FIA Head of Single-Seater Technical Matters, Nikolas Tombazis.
Instead, teams leaned even harder into the margins, bringing plank and skid wear under intense scrutiny. High-profile cases – from the 2023 United States Grand Prix to McLaren’s 2025 Las Vegas GP weekend – highlighted how fine the line had become between performance and disqualification.
Inspecting planks proved both complex and time-consuming, made harder by the variety of floor and skid designs across the grid. Calls for further standardisation followed, but Tombazis warned that such solutions come with trade-offs.
“Please don't take this single phrase without my complete thought, but all of these problems would go away the more we go towards a standard car,” he conceded.
“You can easily have a Formula 2 car with a bit more performance, and then you don't have porpoising, you don't have any loopholes, and you don't have any plank issues.
Read also:
‘We tried’: Why the FIA stopped short of fixing F1’s dirty air problem“You can solve all of these things with more prescription. But clearly, we want Formula 1 to be a technological battle as well. We don't want it to be a single car with different stickers on it. And therefore we do leave some leeway to the designers.
“Specifically for the plank, there was an additional factor as well. Different teams had different ways to deal with the reliability concerns of cars banging on the road all the time. To say, this is your design and it’s rock solid, then some teams would have said, 'well, but you can't do that because if our engine takes a hit there, it's going to break'.
You have the ERS systems and so on, so you have to consider various other issues before you introduce a standard system of some sort.”
Why 2026 Should Be Different – But Not Guaranteed
Looking ahead, the FIA is confident – but cautious – that the next regulation cycle will not repeat the same problems.
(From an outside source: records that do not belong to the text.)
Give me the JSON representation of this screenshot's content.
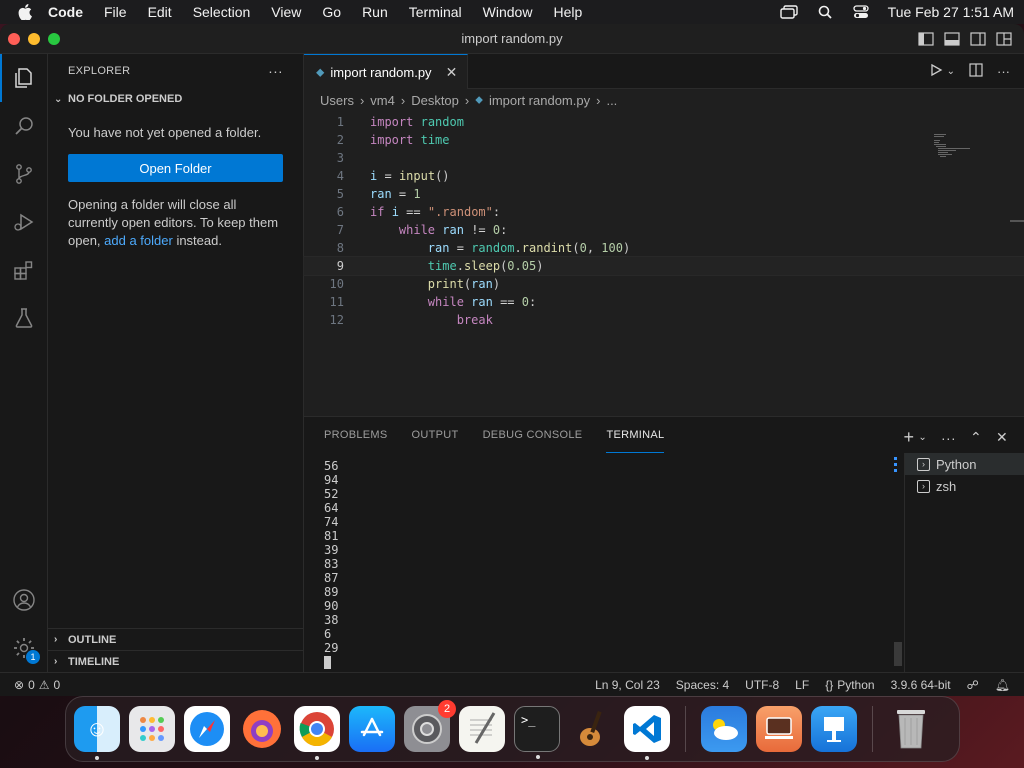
{
  "menubar": {
    "app": "Code",
    "items": [
      "File",
      "Edit",
      "Selection",
      "View",
      "Go",
      "Run",
      "Terminal",
      "Window",
      "Help"
    ],
    "clock": "Tue Feb 27  1:51 AM"
  },
  "window": {
    "title": "import random.py"
  },
  "sidebar": {
    "title": "EXPLORER",
    "section": "NO FOLDER OPENED",
    "message": "You have not yet opened a folder.",
    "open_button": "Open Folder",
    "info_1": "Opening a folder will close all currently open editors. To keep them open, ",
    "info_link": "add a folder",
    "info_2": " instead.",
    "outline": "OUTLINE",
    "timeline": "TIMELINE"
  },
  "editor": {
    "tab": "import random.py",
    "breadcrumb": [
      "Users",
      "vm4",
      "Desktop",
      "import random.py",
      "..."
    ],
    "current_line": 9
  },
  "panel": {
    "tabs": [
      "PROBLEMS",
      "OUTPUT",
      "DEBUG CONSOLE",
      "TERMINAL"
    ],
    "active_tab": "TERMINAL",
    "output": [
      "56",
      "94",
      "52",
      "64",
      "74",
      "81",
      "39",
      "83",
      "87",
      "89",
      "90",
      "38",
      "6",
      "29"
    ],
    "terminals": [
      "Python",
      "zsh"
    ]
  },
  "statusbar": {
    "errors": "0",
    "warnings": "0",
    "position": "Ln 9, Col 23",
    "spaces": "Spaces: 4",
    "encoding": "UTF-8",
    "eol": "LF",
    "language": "Python",
    "interpreter": "3.9.6 64-bit"
  },
  "dock": {
    "apps": [
      "finder-icon",
      "launchpad-icon",
      "safari-icon",
      "firefox-icon",
      "chrome-icon",
      "app-store-icon",
      "system-settings-icon",
      "textedit-icon",
      "terminal-icon",
      "garageband-icon",
      "vscode-icon",
      "weather-icon",
      "screen-sharing-icon",
      "keynote-icon",
      "trash-icon"
    ],
    "settings_badge": "2",
    "activity_badge": "1"
  },
  "colors": {
    "accent": "#0078d4",
    "editor_bg": "#1f1f1f",
    "sidebar_bg": "#181818"
  }
}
The 2026 cars retain ground-effect principles but with far simpler floors, which should push teams toward higher ride heights and reduce sensitivity.
“We believe it is very unlikely to have similar characteristics because of a much flatter floor," said Tombazis.
©FIA
How much the downforce increases as you go lower is not as pronounced with this car as it was in last year's car. We believe that will reduce the chance of porpoising.”
Still, recent history has taught the FIA not to declare victory too early.
“When the cars run for the very first time and have some issue, I wouldn't exclude it,” Tombazis said.
“But I would say that the rules are inherently less in that direction. So given the teams did a pretty good job of solving the issue with the previous generation of cars, it should be a much easier problem next time.”
As Formula 1 prepares for another major reset, the FIA’s candid assessment serves as both a lesson learned and a reminder: even the most ambitious regulations can carry unintended consequences – and sometimes, they only reveal themselves once the cars hit the track.